Lloyd Evans Lloyd Evans

John Bercow spares Jeremy Corbyn’s blushes at PMQs

Would she resign over Windrush? Having spent nearly eight years at the heart of government, Theresa May was clearly deeply involved in the scandal, and as PMQs began she seemed nervous and ill-at-ease. Lispy almost. She started on safe ground by thanking the Windrush generation for their ‘massive contribution’ to modern Britain. Then she garbled Windrush and turned it into ‘Windruss’. Then came this:

‘For those who have mistakenly received letters challenging them, I want to… apologise to them – and to say sorry to anyone who (has been) caused confusion and anxiety…as a result of this.’

Prezza couldn’t have put it better. She was floundering and Corbyn had yet to ask his first question.
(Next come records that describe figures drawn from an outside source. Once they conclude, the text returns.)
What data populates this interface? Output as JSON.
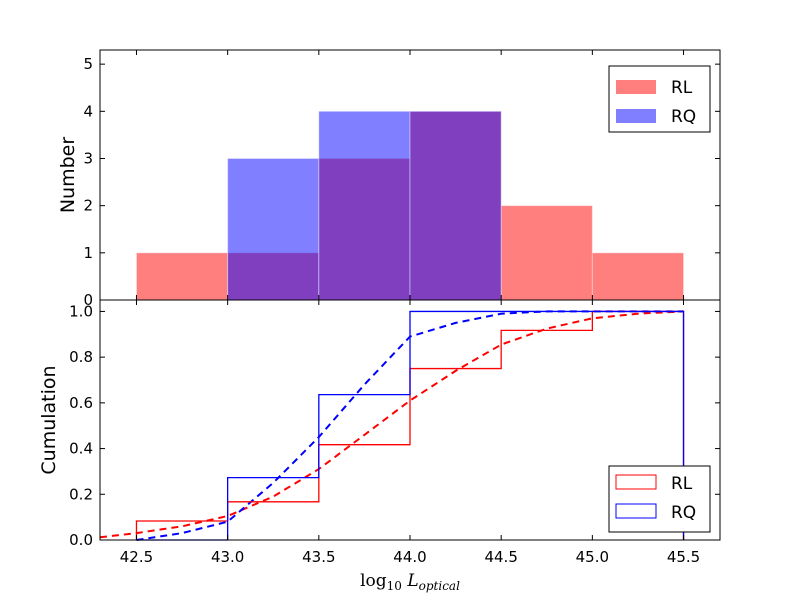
{
  "chart_data": [
    {
      "id": "hist",
      "type": "bar",
      "ylabel": "Number",
      "xlim": [
        42.3,
        45.7
      ],
      "ylim": [
        0,
        5.3
      ],
      "yticks": [
        0,
        1,
        2,
        3,
        4,
        5
      ],
      "bin_edges": [
        42.5,
        43.0,
        43.5,
        44.0,
        44.5,
        45.0,
        45.5
      ],
      "series": [
        {
          "name": "RL",
          "color": "#ff0000",
          "alpha": 0.5,
          "values": [
            1,
            1,
            3,
            4,
            2,
            1
          ]
        },
        {
          "name": "RQ",
          "color": "#0000ff",
          "alpha": 0.5,
          "values": [
            0,
            3,
            4,
            4,
            0,
            0
          ]
        }
      ],
      "legend": {
        "position": "top-right",
        "entries": [
          "RL",
          "RQ"
        ]
      }
    },
    {
      "id": "cum",
      "type": "line",
      "ylabel": "Cumulation",
      "xlabel_html": "log<tspan font-size='12' dy='4'>10</tspan><tspan dy='-4' font-style='italic'> L</tspan><tspan font-size='12' dy='4' font-style='italic'>optical</tspan>",
      "xlim": [
        42.3,
        45.7
      ],
      "ylim": [
        0,
        1.05
      ],
      "xticks": [
        "42.5",
        "43.0",
        "43.5",
        "44.0",
        "44.5",
        "45.0",
        "45.5"
      ],
      "yticks": [
        "0.0",
        "0.2",
        "0.4",
        "0.6",
        "0.8",
        "1.0"
      ],
      "step_series": [
        {
          "name": "RL",
          "color": "#ff0000",
          "edges": [
            42.5,
            43.0,
            43.5,
            44.0,
            44.5,
            45.0,
            45.5
          ],
          "values": [
            0.083,
            0.167,
            0.417,
            0.75,
            0.917,
            1.0
          ]
        },
        {
          "name": "RQ",
          "color": "#0000ff",
          "edges": [
            42.5,
            43.0,
            43.5,
            44.0,
            44.5,
            45.0,
            45.5
          ],
          "values": [
            0.0,
            0.273,
            0.636,
            1.0,
            1.0,
            1.0
          ]
        }
      ],
      "fit_series": [
        {
          "name": "RL fit",
          "color": "#ff0000",
          "x": [
            42.3,
            42.5,
            42.75,
            43.0,
            43.25,
            43.5,
            43.75,
            44.0,
            44.25,
            44.5,
            44.75,
            45.0,
            45.25,
            45.5
          ],
          "y": [
            0.012,
            0.03,
            0.06,
            0.105,
            0.19,
            0.31,
            0.46,
            0.61,
            0.74,
            0.855,
            0.925,
            0.97,
            0.99,
            1.0
          ]
        },
        {
          "name": "RQ fit",
          "color": "#0000ff",
          "x": [
            42.5,
            42.75,
            43.0,
            43.25,
            43.5,
            43.75,
            44.0,
            44.25,
            44.5,
            44.75,
            45.0,
            45.25,
            45.5
          ],
          "y": [
            0.0,
            0.03,
            0.08,
            0.25,
            0.45,
            0.68,
            0.89,
            0.95,
            0.99,
            1.0,
            1.0,
            1.0,
            1.0
          ]
        }
      ],
      "legend": {
        "position": "bottom-right",
        "entries": [
          "RL",
          "RQ"
        ]
      }
    }
  ]
}
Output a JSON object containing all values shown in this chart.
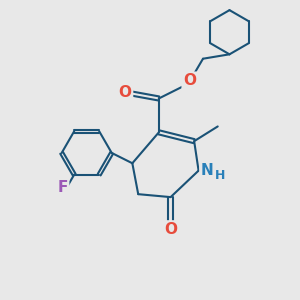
{
  "background_color": "#e8e8e8",
  "bond_color": "#1a5276",
  "bond_width": 1.5,
  "atom_colors": {
    "O": "#e74c3c",
    "N": "#2980b9",
    "F": "#9b59b6",
    "C": "#1a5276"
  },
  "font_size_atom": 10,
  "fig_size": [
    3.0,
    3.0
  ],
  "dpi": 100
}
He accused the PM of ‘brushing off’ a query about an immigrant wrongly denied NHS treatment. May was terse. He was not brushed off, she said. ‘Clinicians have been looking at his case and he will be receiving treatment.’

This didn’t bother Corbyn who now turned his smart-bomb towards its target. The Home Office, he said, destroyed the landing-cards belonging to an entire generation of immigrants: 

‘As the then-Home Secretary, did she sign off on that decision?’ No,’ said, May, curtly.